I’ve wanted to wear a skirt for a while. My wife will back me up on this, but not for the reasons you think. And to be clear, I have Scottish blood (clan Dixon) so I get to wear a kilt which is pretty much a skirt. But the main reason I wanted to wear a hiking skirt/kilt was for comfort and hygiene hiking in the hot and humid summers on the east coast.
A Man’s Take on Wearing a Hiking Skirt (er, Kilt)
I guess I’m at an age where I am comfortable with who I am. I am not going to let societal stereotypes deter me from checking out a possibly more comfortable and efficient way to hike.
And it’s clear that there are many women hikers kickin’ some ever lovin’ ass on the trail—like my fabulous wife and the record setting Heather (Anish) Andersen who is besting the men. If they see benefits and efficiencies in hiking in a skirt, I am interested.
It took a lot of courage to take those first steps on a public trail
As a man, I had some concerns about people’s reaction to me wearing what is essentially a skirt—especially from other men. But it turns out other hikers are pretty chill about it. I’ve had zero negative comments and more than a few compliments on my kilt (all women) but that’s just fine!
|Bottom line: I liked my hiking kilt enough that I’ve added it to my most popular 9 Pound – Full Comfort – Lightweight Backpacking Gear List. Both “men’s” and women’s versions are listed.|
The Breaking Point – My Decision to Try a Skirt
What finally made me man-up and wear a hiking skirt, was a late spring section hike on the AT. My wife and I were covering 25+ miles a day in the first sweltering heat-wave of the season. It was so hot and humid that the rocks on the trail were sweating and slippery even in the heat of midday. It had been a cold spring and we were in no way heat adapted. So, if the rocks were sweating, us warm-blooded humans were gushing the stuff. Alison was literally wringing sweat out of her hair.
Our main complaint was with our sweat drenched underwear. By day 2 our soggy underwear had become so unpleasant we stopped wearing them and went commando (fairly common practice). We washed as frequently as we could, but even not wearing underwear, our light nylon shorts trapped too much heat and moisture below the belt to give us complete relief.

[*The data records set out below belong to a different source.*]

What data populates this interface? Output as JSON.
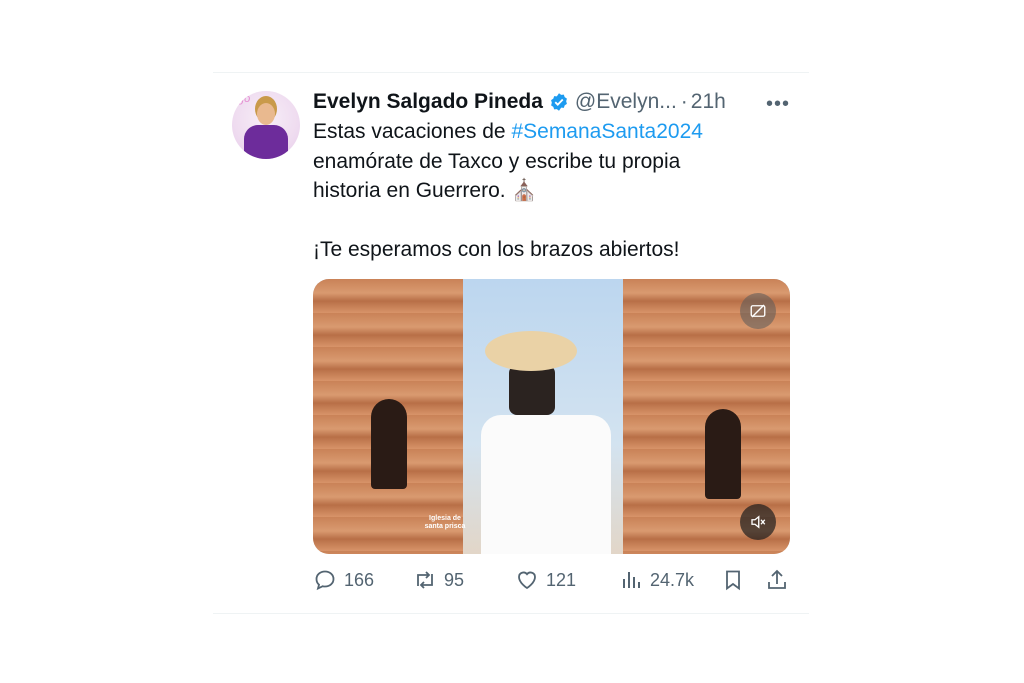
{
  "tweet": {
    "author_name": "Evelyn Salgado Pineda",
    "handle": "@Evelyn...",
    "separator": "·",
    "time": "21h",
    "more_label": "•••",
    "text_line1_prefix": "Estas vacaciones de ",
    "hashtag": "#SemanaSanta2024",
    "text_line2": "enamórate de Taxco y escribe tu propia",
    "text_line3": "historia en Guerrero. ⛪",
    "text_line4": "¡Te esperamos con los brazos abiertos!",
    "media": {
      "overlay_label": "Iglesia de santa prisca"
    }
  },
  "actions": {
    "replies": "166",
    "retweets": "95",
    "likes": "121",
    "views": "24.7k"
  },
  "colors": {
    "hashtag": "#1d9bf0",
    "verified": "#1d9bf0",
    "muted_text": "#536471"
  },
  "icons": {
    "reply": "reply-icon",
    "retweet": "retweet-icon",
    "like": "heart-icon",
    "views": "views-icon",
    "bookmark": "bookmark-icon",
    "share": "share-icon",
    "captions": "captions-icon",
    "mute": "mute-icon"
  }
}
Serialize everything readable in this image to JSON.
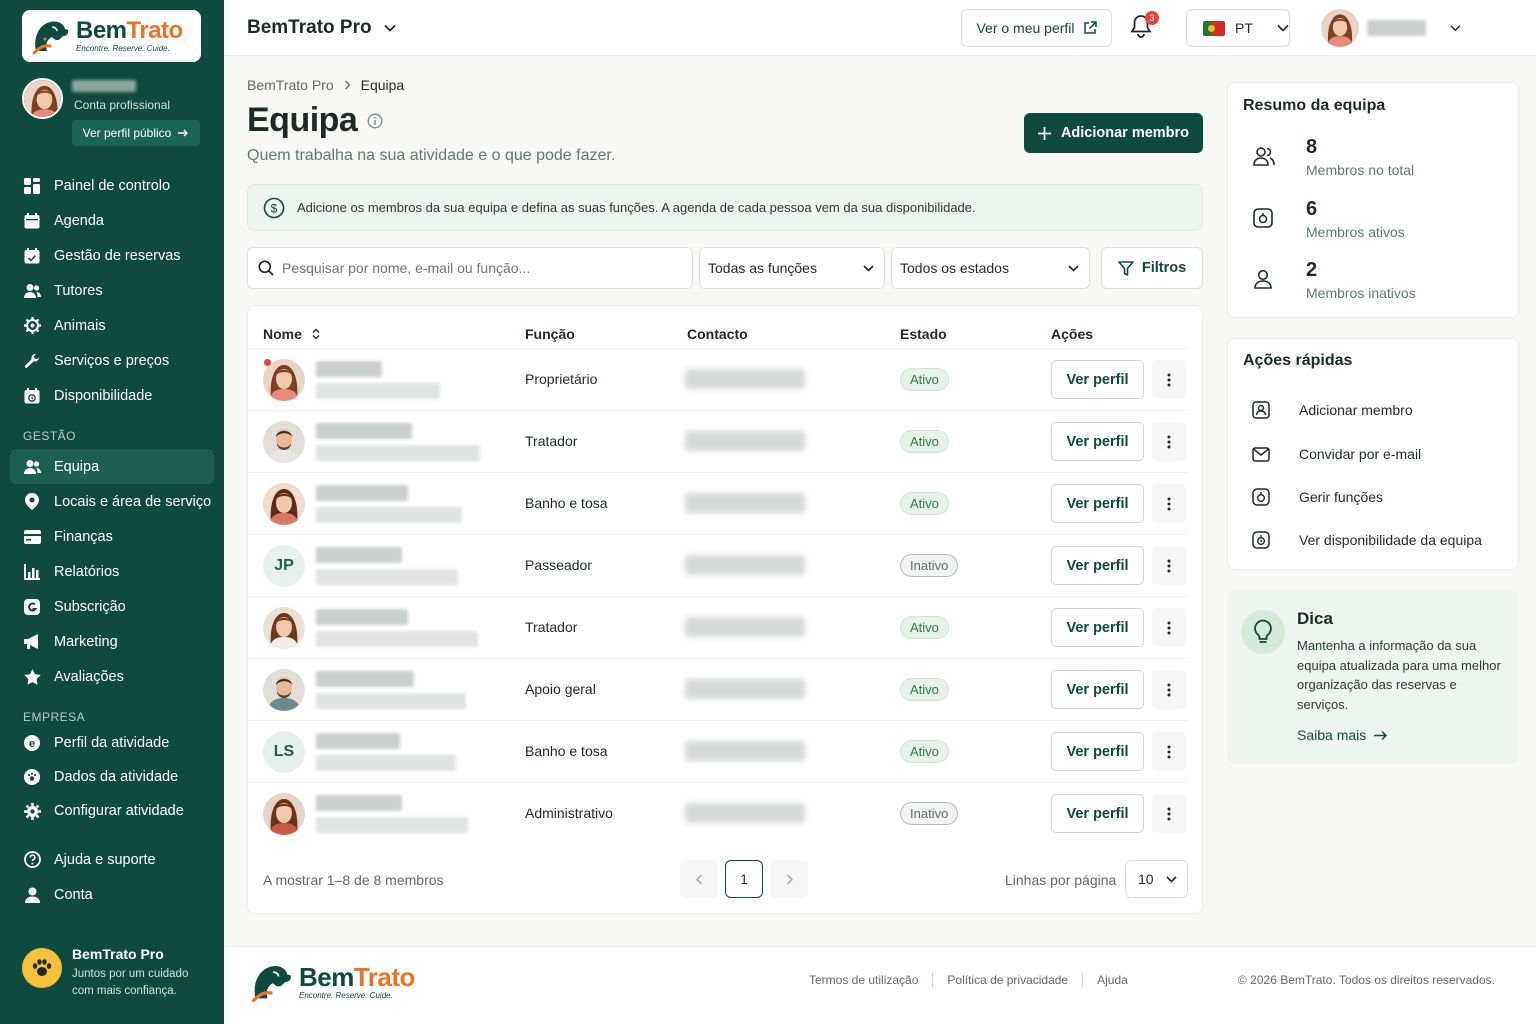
{
  "brand": {
    "name_part1": "Bem",
    "name_part2": "Trato",
    "tagline": "Encontre. Reserve. Cuide.",
    "primary_color": "#0e4a3e",
    "accent_color": "#e8742a"
  },
  "sidebar": {
    "profile": {
      "account_type": "Conta profissional",
      "public_profile_button": "Ver perfil público"
    },
    "main_items": [
      {
        "label": "Painel de controlo",
        "icon": "dashboard-icon"
      },
      {
        "label": "Agenda",
        "icon": "calendar-icon"
      },
      {
        "label": "Gestão de reservas",
        "icon": "calendar-check-icon"
      },
      {
        "label": "Tutores",
        "icon": "users-icon"
      },
      {
        "label": "Animais",
        "icon": "paw-icon"
      },
      {
        "label": "Serviços e preços",
        "icon": "wrench-icon"
      },
      {
        "label": "Disponibilidade",
        "icon": "calendar-clock-icon"
      }
    ],
    "section_gestao": "GESTÃO",
    "gestao_items": [
      {
        "label": "Equipa",
        "icon": "team-icon",
        "active": true
      },
      {
        "label": "Locais e área de serviço",
        "icon": "location-icon"
      },
      {
        "label": "Finanças",
        "icon": "wallet-icon"
      },
      {
        "label": "Relatórios",
        "icon": "bar-chart-icon"
      },
      {
        "label": "Subscrição",
        "icon": "subscription-icon"
      },
      {
        "label": "Marketing",
        "icon": "megaphone-icon"
      },
      {
        "label": "Avaliações",
        "icon": "star-icon"
      }
    ],
    "section_empresa": "EMPRESA",
    "empresa_items": [
      {
        "label": "Perfil da atividade",
        "icon": "paw-circle-icon"
      },
      {
        "label": "Dados da atividade",
        "icon": "paw-circle-icon"
      },
      {
        "label": "Configurar atividade",
        "icon": "gear-icon"
      }
    ],
    "support_items": [
      {
        "label": "Ajuda e suporte",
        "icon": "help-icon"
      },
      {
        "label": "Conta",
        "icon": "user-icon"
      }
    ],
    "bottom": {
      "title": "BemTrato Pro",
      "subtitle": "Juntos por um cuidado com mais confiança."
    }
  },
  "header": {
    "app_title": "BemTrato Pro",
    "view_profile_button": "Ver o meu perfil",
    "notification_count": "3",
    "language": "PT"
  },
  "breadcrumb": {
    "root": "BemTrato Pro",
    "current": "Equipa"
  },
  "page": {
    "title": "Equipa",
    "subtitle": "Quem trabalha na sua atividade e o que pode fazer.",
    "add_button": "Adicionar membro",
    "info_message": "Adicione os membros da sua equipa e defina as suas funções. A agenda de cada pessoa vem da sua disponibilidade."
  },
  "filters": {
    "search_placeholder": "Pesquisar por nome, e-mail ou função...",
    "role_select": "Todas as funções",
    "status_select": "Todos os estados",
    "filters_button": "Filtros"
  },
  "table": {
    "headers": {
      "name": "Nome",
      "role": "Função",
      "contact": "Contacto",
      "status": "Estado",
      "actions": "Ações"
    },
    "view_button": "Ver perfil",
    "rows": [
      {
        "avatar": "photo-f1",
        "role": "Proprietário",
        "status": "Ativo",
        "name_w": 66,
        "sub_w": 124
      },
      {
        "avatar": "photo-m1",
        "role": "Tratador",
        "status": "Ativo",
        "name_w": 96,
        "sub_w": 164
      },
      {
        "avatar": "photo-f2",
        "role": "Banho e tosa",
        "status": "Ativo",
        "name_w": 92,
        "sub_w": 146
      },
      {
        "avatar": "initials",
        "initials": "JP",
        "role": "Passeador",
        "status": "Inativo",
        "name_w": 86,
        "sub_w": 142
      },
      {
        "avatar": "photo-f3",
        "role": "Tratador",
        "status": "Ativo",
        "name_w": 92,
        "sub_w": 162
      },
      {
        "avatar": "photo-m2",
        "role": "Apoio geral",
        "status": "Ativo",
        "name_w": 98,
        "sub_w": 150
      },
      {
        "avatar": "initials",
        "initials": "LS",
        "role": "Banho e tosa",
        "status": "Ativo",
        "name_w": 84,
        "sub_w": 140
      },
      {
        "avatar": "photo-f4",
        "role": "Administrativo",
        "status": "Inativo",
        "name_w": 86,
        "sub_w": 152
      }
    ],
    "footer_count": "A mostrar 1–8 de 8 membros",
    "current_page": "1",
    "rows_per_page_label": "Linhas por página",
    "rows_per_page": "10"
  },
  "summary": {
    "title": "Resumo da equipa",
    "stats": [
      {
        "value": "8",
        "label": "Membros no total",
        "icon": "users-icon"
      },
      {
        "value": "6",
        "label": "Membros ativos",
        "icon": "active-icon"
      },
      {
        "value": "2",
        "label": "Membros inativos",
        "icon": "user-icon"
      }
    ]
  },
  "quick_actions": {
    "title": "Ações rápidas",
    "items": [
      {
        "label": "Adicionar membro",
        "icon": "add-user-icon"
      },
      {
        "label": "Convidar por e-mail",
        "icon": "mail-icon"
      },
      {
        "label": "Gerir funções",
        "icon": "roles-icon"
      },
      {
        "label": "Ver disponibilidade da equipa",
        "icon": "clock-icon"
      }
    ]
  },
  "tip": {
    "title": "Dica",
    "text": "Mantenha a informação da sua equipa atualizada para uma melhor organização das reservas e serviços.",
    "link": "Saiba mais"
  },
  "footer": {
    "links": [
      "Termos de utilização",
      "Política de privacidade",
      "Ajuda"
    ],
    "copyright": "© 2026 BemTrato. Todos os direitos reservados."
  }
}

By day 3, we vowed to buy hiking skirts. So when we finished the section hike I emailed Mandy at Purple Rain Adventure Skirts, a hiking clothing company. I ordered an Adventure skirt for Alison and an Adventure Kilt for myself. We are both very glad we did.
What’s Good About a Hiking Skirt or Kilt
Hiking skirts have advantages over shorts. Heather (Anish) Anderson, who currently holds the unsupported records for the PCT and the AT hikes in a dress or skirt most of the time.
- Bio breaks are faster with a skirt. Dramatically so for women who also use the “pee rag system.” But even for men, bio breaks are faster and more convenient.
- They are more comfortable than shorts. In warm weather, there’s a ton more ventilation.
- Hygiene. There’s a lot more below the belt ventilation and drying going on. This equals better hygiene. When used without underwear there’s even more ventilation and less environment to breed bacteria.
- There’s far more range of motion that you might expect in a skirt. Neither of us had any problems taking huge strides over large trees blown down on the AT.
- A very nice pocket arrangement. Two on each hip (one Velcro security pocket, one drop in pocket) with the drop in pocket being the perfect size for your smartphone.
- For women, you can look more upscale for a town visit and/or at a restaurant. (Men maybe not so much)
For all these reasons, Alison and I have added the Purple Rain Adventure skirt and kilt to our 9 Pound – Full Comfort – Lightweight Backpacking Gear List.
Downsides for Hiking Skirts and Kilts
- Men only: Depending on the local town, you may need to change into light shorts to be “socially acceptable.”
- Little mosquito protection. But then that’s true for shorts too. Unless mosquito pressure is insanely bad, you can usually get by with a skirt in the middle of the day while you are moving. But you’ll likely need some light legging or pants for evenings in camp. Alison and I have sometimes used our light rain pants to save the weight of carrying pants just for this purpose. If mosquitoes are horrendous even midday you’ll likely need to abandon both skirts and shorts.
- For Purple Rain skirts: get the correct fit. If the waistband is too loose, heavy objects in the pockets may cause it to slide down a bit. (But once the waistband is secured under you pack hip-belt, this is not a problem.)
So yes, I guess I can now say that I’m man enough to wear a skirt (er, kilt). And am better off for it.